10月15日憲法カフェ@千駄木を開催しました

終日雨が降り続ける昨日の日曜日、下町情緒あふれる千駄木の路地にあるカフェで、「憲法カフェ」が開催されました。参加者は20名。おいしいスイーツと、それぞれ好きな飲み物を飲みながら、ロの字型にしつらえられたテーブルを囲んで憲法の話に花が咲きました。

お菓子

今回はまず、今年の5月3日に安倍首相が「2020年までに憲法改正を施行する」「9条に3項を加憲する」と発言したことを踏まえた上で、現行憲法の前文を音読することからスタート。参加者の方に一文ずつ、読んで頂きました。声に出して読むことで、戦後の焼け野原の中で現行憲法がどのような国の在り方をめざしたのかがよく分かり、改めてその理念の崇高さに気づかされました。

続けて、現行憲法の中から「個人の尊重」「幸福追求権」を謳っている13条、「思想良心の自由」を唱えている19条、「表現の自由」の21条、「男女平等」の14条、「婚姻の自由」の24条等々、具体的に憲法が私たちの暮らしや人生をどのように守っているのかを見ていきます。当たり前のように享受してきた自由や平等ですが、実は憲法に守られて生きてきたのだなということが、その条文をひとつひとつ目で追っていくことで今さらながら実感させられました。と同時に、これは個人的な思いですが、日頃それを実感せずに生きて来られたこと自体が、弱者の側に立つことなくのうのうと人生を送ってきたことの証でもあるのだと、少し恥ずかしい気持ちにもなりました。
このような私たちの暮らしや人生を守るシステムとして、①国民主権、②民主主義、③三権分立ということがあるのであり、それを守るためには私たち自身もその権利を行使していくことが大切なのではという意見も出ました。

後半は、その憲法を、自民党はどのように「改正」したいのかということを、ひとつひとつ具体的に見ていきます。

配布資料

ここでその全てを書くことはとてもできませんが、2つほどご紹介しますと、例えば13条「すべて国民は、個人として尊重される。」が、自民党の改憲草案では「全て国民は、人として尊重される。」と、なぜか「個人」の「個」が抜けて単なる「人」となっている点、またそれに続く「生命、自由及び幸福追求に対する国民の権利については、公共の福祉に反しない限り、立法その他の国政の上で、最大の尊重を必要とする。」というところが、自民党の草案では「公益及び公の秩序に反しない限り」となっており、「公共の福祉」が「公益及び公の秩序」となることで、私たちの自由はどのように制限されることになるのか、ということ。

また、現行憲法では第99条で「天皇又は摂政及び国務大臣、国会議員、裁判官その他の公務員は、この憲法を尊重し擁護する義務を負ふ。」として国家権力に対するブレーキたる憲法の存在意義をしっかりと明記し、立憲主義を体現しているのですが、自民党改憲草案では「全て国民は、この憲法を尊重しなければならない。」と、なぜか憲法がしばる対象が国家から国民になっています。これは、国家権力に対する縛りという憲法本来の意味を根底から覆し、その性格を180度変えてしまうものであり、「憲法の名の下に憲法ではないものを作ろうとしているのではないか」という長尾先生のお言葉に、寒々とするものを覚えました。

では、具体的に憲法改正はどのようなスケジュールで進められるのか。仮に、安倍首相の思惑通り、来年の5~6月頃に衆参両院の2/3以上の賛成で改憲が発議された場合、その後、60日~180日の広報(キャンペーン)期間を経て国民投票になるわけですが、この期間はあまりにも短すぎるのではないか、また国民投票運動については、選挙運動と違って資金の上限規制などがないため、短期になればなるほど資金が潤沢にある政権与党が有利になるという問題点もあるとのこと。

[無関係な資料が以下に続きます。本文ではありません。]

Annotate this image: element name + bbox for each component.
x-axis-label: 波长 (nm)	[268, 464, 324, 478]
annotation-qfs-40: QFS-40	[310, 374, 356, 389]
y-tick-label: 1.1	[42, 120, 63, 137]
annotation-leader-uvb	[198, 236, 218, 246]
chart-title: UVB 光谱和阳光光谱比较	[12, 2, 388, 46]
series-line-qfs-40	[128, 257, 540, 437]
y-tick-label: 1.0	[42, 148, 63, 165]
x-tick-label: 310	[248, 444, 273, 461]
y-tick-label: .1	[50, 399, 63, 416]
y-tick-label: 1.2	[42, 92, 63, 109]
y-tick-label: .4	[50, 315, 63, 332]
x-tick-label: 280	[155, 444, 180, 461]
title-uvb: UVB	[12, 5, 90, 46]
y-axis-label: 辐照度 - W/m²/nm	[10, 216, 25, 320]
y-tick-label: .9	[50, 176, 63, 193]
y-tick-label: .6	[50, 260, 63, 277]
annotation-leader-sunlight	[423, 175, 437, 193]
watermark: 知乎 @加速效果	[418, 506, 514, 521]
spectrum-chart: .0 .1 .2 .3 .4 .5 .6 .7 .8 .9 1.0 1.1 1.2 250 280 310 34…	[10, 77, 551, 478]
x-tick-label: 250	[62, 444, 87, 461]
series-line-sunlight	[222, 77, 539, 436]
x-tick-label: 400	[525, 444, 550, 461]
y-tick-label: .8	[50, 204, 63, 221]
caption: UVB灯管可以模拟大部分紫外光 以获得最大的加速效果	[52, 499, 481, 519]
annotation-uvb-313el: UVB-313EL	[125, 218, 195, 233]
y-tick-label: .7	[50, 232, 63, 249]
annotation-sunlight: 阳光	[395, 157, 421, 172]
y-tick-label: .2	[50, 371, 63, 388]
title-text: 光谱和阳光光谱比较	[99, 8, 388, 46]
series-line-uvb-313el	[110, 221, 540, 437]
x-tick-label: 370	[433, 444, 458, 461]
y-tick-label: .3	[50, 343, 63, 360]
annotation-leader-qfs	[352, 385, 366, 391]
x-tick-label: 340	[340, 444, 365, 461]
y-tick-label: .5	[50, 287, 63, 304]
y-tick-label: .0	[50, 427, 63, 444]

昨年、イギリスで国民投票によってEU離脱が決定した直後、ネットで「EU」のアクセス件数が急増した、つまり多くの人々が「EUから離脱する」ということの意味をよく分からずに票を投じてしまったという事実を思い出す時、決して他人事ではないと暗澹たる気持ちにさせられました。

ただ、最後に初めて参加して下さった男性から「今日は参加してよかった。自分はむしろ、こうして日曜の昼に憲法を勉強しようという人がこんなにいるということに希望を感じた」とおっしゃって下さったことが、主催した側としてはとても嬉しく、励まされるお言葉でした。

折しも来週日曜日には衆議院選挙があります。戦後、私たちが勝ち取ったこの大切な権利を無駄にすることのないよう、まずは選挙に行こう、周囲の人達にも選挙に行くことを呼びかけようと言い合い、まだまだ熱気の冷めやらぬカフェの会場を後にしました。
私たちのこの企画は小さな試みではありますが、毎回確実な手応えを感じます。今後もこうした場を作り続けていきたいと強く願っております。